Acknowledge – If the Server determines that the file is properly stored it sends the Endpoint some metadata and a proprietary token that identifies the file it has just received. The Endpoint calculates the token and authenticates it, then notifies the Server if its validation is correct. If it is not, the transmission process restarts.
Erase from Cache – After acknowledgement the Endpoint erases the backup file from its local cache.
End All Files Process – After all files are processed, the main process loop is closed and the server is signaled.
Validate Batch – The Endpoint and Server exchange information about the batch to validate that all files were received and stored in their original forms, unchanged.
Store Key Escrow Files – If Key Escrow is turned on, the Endpoint transmits and validates its Escrow files.
Perform Delete and File Move Functions – The Endpoint searches its catalog and compares the current date/time with the dates and times of all backup sets and all previously stored files and objects to determine if it needs to prune files from the server. It sends the Server encrypted instructions to delete or move backup files depending on the file retention protocol previously defined for each backup set.
Update Local Catalog – After the Server verifies that the Delete/Move function is done, the Endpoint updates its local catalog with any changes induced by the process.
Validate Local Catalog Synched with Server – If this process is turned ON, the Endpoint and Server verify that the local Catalog and the Server’s Data Store are in sync. If not, the local Catalog is updated and messages logged for the Service Provider.
Compare Catalog – RBackup compares the last copy of the catalog it stored on the Server with its current copy to extract changes.
Extract Changes from Catalog – If the catalog has changed, the changes are extracted.
Prepare Catalog for Backup – The changes are prepared for backup exactly the same way files and objects are prepared. They are compressed, encrypted, and signed.
Store Catalog – The catalog changes are sent to the Server and stored.
Verify Catalog – The Endpoint and Server exchange metadata and signatures through secure tokens to validate the catalog changes were properly stored on the Server.
End of Backup Processes – At the end of the backup both the RBackup server and the Endpoint do some housekeeping tasks like flushing cache, updating databases, writing logs, closing and releasing ports. In addition, the Endpoint might run any command files that have been defined by the Service Provider.
Other things that might affect speed:
Throttling – RBackup has a function that throttles bandwidth. It is set to medium by default, but it can be turned way down or way up. This makes a huge difference in the speed of transmission, and not in the speed of file preparation.
Priority – RBackup can be set to use High, Medium, or Low priority. This affects how much CPU time the backup process takes from other applications. It is set to Medium by default.
CPU speed – The speed of the CPU affects the file preparation process, starting with the Begin All Files Process phase.

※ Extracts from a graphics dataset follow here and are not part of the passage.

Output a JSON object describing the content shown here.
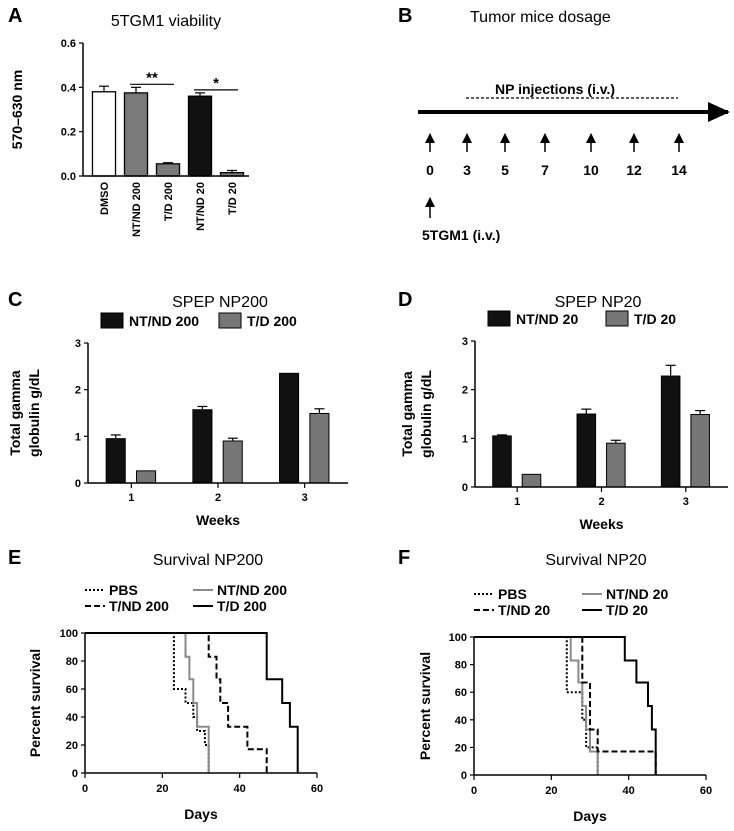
{
  "panels": {
    "A": {
      "label": "A"
    },
    "B": {
      "label": "B"
    },
    "C": {
      "label": "C"
    },
    "D": {
      "label": "D"
    },
    "E": {
      "label": "E"
    },
    "F": {
      "label": "F"
    }
  },
  "timeline": {
    "title": "Tumor mice dosage",
    "injection_label": "NP injections (i.v.)",
    "days": [
      "0",
      "3",
      "5",
      "7",
      "10",
      "12",
      "14"
    ],
    "tumor_label": "5TGM1 (i.v.)"
  },
  "chart_data": [
    {
      "id": "A",
      "type": "bar",
      "title": "5TGM1 viability",
      "ylabel": "570–630 nm",
      "xlabel": "",
      "ylim": [
        0,
        0.6
      ],
      "yticks": [
        "0.0",
        "0.2",
        "0.4",
        "0.6"
      ],
      "categories": [
        "DMSO",
        "NT/ND 200",
        "T/D 200",
        "NT/ND 20",
        "T/D 20"
      ],
      "values": [
        0.38,
        0.375,
        0.055,
        0.36,
        0.015
      ],
      "errors": [
        0.025,
        0.025,
        0.005,
        0.015,
        0.01
      ],
      "colors": [
        "#ffffff",
        "#7a7a7a",
        "#7a7a7a",
        "#111111",
        "#7a7a7a"
      ],
      "significance": [
        {
          "text": "**",
          "from": 1,
          "to": 2
        },
        {
          "text": "*",
          "from": 3,
          "to": 4
        }
      ]
    },
    {
      "id": "C",
      "type": "bar",
      "title": "SPEP NP200",
      "ylabel": "Total gamma globulin g/dL",
      "ylabel_lines": [
        "Total gamma",
        "globulin g/dL"
      ],
      "xlabel": "Weeks",
      "ylim": [
        0,
        3
      ],
      "yticks": [
        "0",
        "1",
        "2",
        "3"
      ],
      "categories": [
        "1",
        "2",
        "3"
      ],
      "series": [
        {
          "name": "NT/ND 200",
          "color": "#111111",
          "values": [
            0.95,
            1.57,
            2.35
          ],
          "errors": [
            0.08,
            0.07,
            0.0
          ]
        },
        {
          "name": "T/D 200",
          "color": "#777777",
          "values": [
            0.26,
            0.9,
            1.49
          ],
          "errors": [
            0.0,
            0.06,
            0.1
          ]
        }
      ]
    },
    {
      "id": "D",
      "type": "bar",
      "title": "SPEP NP20",
      "ylabel": "Total gamma globulin g/dL",
      "ylabel_lines": [
        "Total gamma",
        "globulin g/dL"
      ],
      "xlabel": "Weeks",
      "ylim": [
        0,
        3
      ],
      "yticks": [
        "0",
        "1",
        "2",
        "3"
      ],
      "categories": [
        "1",
        "2",
        "3"
      ],
      "series": [
        {
          "name": "NT/ND 20",
          "color": "#111111",
          "values": [
            1.05,
            1.5,
            2.28
          ],
          "errors": [
            0.02,
            0.1,
            0.22
          ]
        },
        {
          "name": "T/D 20",
          "color": "#777777",
          "values": [
            0.26,
            0.9,
            1.49
          ],
          "errors": [
            0.0,
            0.06,
            0.08
          ]
        }
      ]
    },
    {
      "id": "E",
      "type": "line",
      "title": "Survival NP200",
      "ylabel": "Percent survival",
      "xlabel": "Days",
      "xlim": [
        0,
        60
      ],
      "ylim": [
        0,
        100
      ],
      "xticks": [
        "0",
        "20",
        "40",
        "60"
      ],
      "yticks": [
        "0",
        "20",
        "40",
        "60",
        "80",
        "100"
      ],
      "series": [
        {
          "name": "PBS",
          "style": "dotted",
          "color": "#000000",
          "x": [
            0,
            23,
            23,
            26,
            26,
            28,
            28,
            29,
            29,
            31,
            31,
            32,
            32
          ],
          "y": [
            100,
            100,
            60,
            60,
            50,
            50,
            40,
            40,
            30,
            30,
            20,
            20,
            0
          ]
        },
        {
          "name": "NT/ND 200",
          "style": "solid",
          "color": "#8a8a8a",
          "x": [
            0,
            26,
            26,
            27,
            27,
            28,
            28,
            29,
            29,
            31,
            31,
            32,
            32
          ],
          "y": [
            100,
            100,
            83,
            83,
            67,
            67,
            50,
            50,
            33,
            33,
            33,
            33,
            0
          ]
        },
        {
          "name": "T/ND 200",
          "style": "dashed",
          "color": "#000000",
          "x": [
            0,
            32,
            32,
            34,
            34,
            35,
            35,
            37,
            37,
            42,
            42,
            45,
            45,
            47,
            47
          ],
          "y": [
            100,
            100,
            83,
            83,
            67,
            67,
            50,
            50,
            33,
            33,
            17,
            17,
            17,
            17,
            0
          ]
        },
        {
          "name": "T/D 200",
          "style": "solid",
          "color": "#000000",
          "x": [
            0,
            47,
            47,
            51,
            51,
            53,
            53,
            54,
            54,
            55,
            55
          ],
          "y": [
            100,
            100,
            67,
            67,
            50,
            50,
            33,
            33,
            33,
            33,
            0
          ]
        }
      ]
    },
    {
      "id": "F",
      "type": "line",
      "title": "Survival NP20",
      "ylabel": "Percent survival",
      "xlabel": "Days",
      "xlim": [
        0,
        60
      ],
      "ylim": [
        0,
        100
      ],
      "xticks": [
        "0",
        "20",
        "40",
        "60"
      ],
      "yticks": [
        "0",
        "20",
        "40",
        "60",
        "80",
        "100"
      ],
      "series": [
        {
          "name": "PBS",
          "style": "dotted",
          "color": "#000000",
          "x": [
            0,
            24,
            24,
            28,
            28,
            29,
            29,
            31,
            31,
            32,
            32
          ],
          "y": [
            100,
            100,
            60,
            60,
            40,
            40,
            20,
            20,
            20,
            20,
            0
          ]
        },
        {
          "name": "NT/ND 20",
          "style": "solid",
          "color": "#8a8a8a",
          "x": [
            0,
            25,
            25,
            27,
            27,
            28,
            28,
            29,
            29,
            30,
            30,
            32,
            32
          ],
          "y": [
            100,
            100,
            83,
            83,
            67,
            67,
            50,
            50,
            33,
            33,
            17,
            17,
            0
          ]
        },
        {
          "name": "T/ND 20",
          "style": "dashed",
          "color": "#000000",
          "x": [
            0,
            28,
            28,
            30,
            30,
            32,
            32,
            33,
            33,
            47,
            47
          ],
          "y": [
            100,
            100,
            67,
            67,
            33,
            33,
            17,
            17,
            17,
            17,
            0
          ]
        },
        {
          "name": "T/D 20",
          "style": "solid",
          "color": "#000000",
          "x": [
            0,
            39,
            39,
            42,
            42,
            45,
            45,
            46,
            46,
            47,
            47
          ],
          "y": [
            100,
            100,
            83,
            83,
            67,
            67,
            50,
            50,
            33,
            33,
            0
          ]
        }
      ]
    }
  ]
}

Internet Speed – Of course Internet speed plays a large part in transmission speed. Sending files UP your Internet connection (backing them up) is usually far slower than downloading files (restoring them.) Most Internet Service Providers specify their speeds by advertising only the download speed, the fastest one. The remote-backup.com website has several articles and calculators to help predict transmission speeds.

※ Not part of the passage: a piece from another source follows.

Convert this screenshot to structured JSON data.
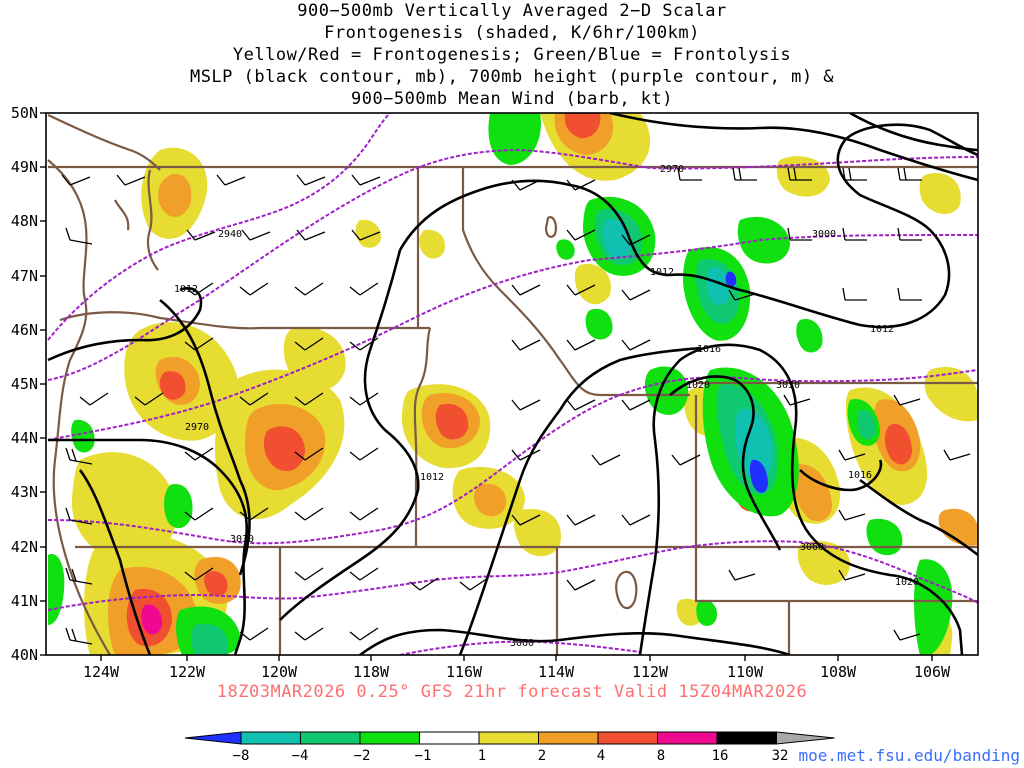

File Size – Big files take a long time to back up. That’s just simple physics.
Number of files – RBackup needs about 1 second per file to handle overhead tasks like validating signatures and verifying that files have been correctly stored on the Server, and this can add a lot to the backup time. For example, if you are backing up 100,000 files, that’s 100,000 seconds or 1,666 minutes, or 28 hours – just in overhead time for file validation, not including the time needed to prepare and transmit the files.
If you made it through this article to the end, I hope you are convinced that backing up files is vastly different from copying files, and that doing proper backups is worth the time it takes.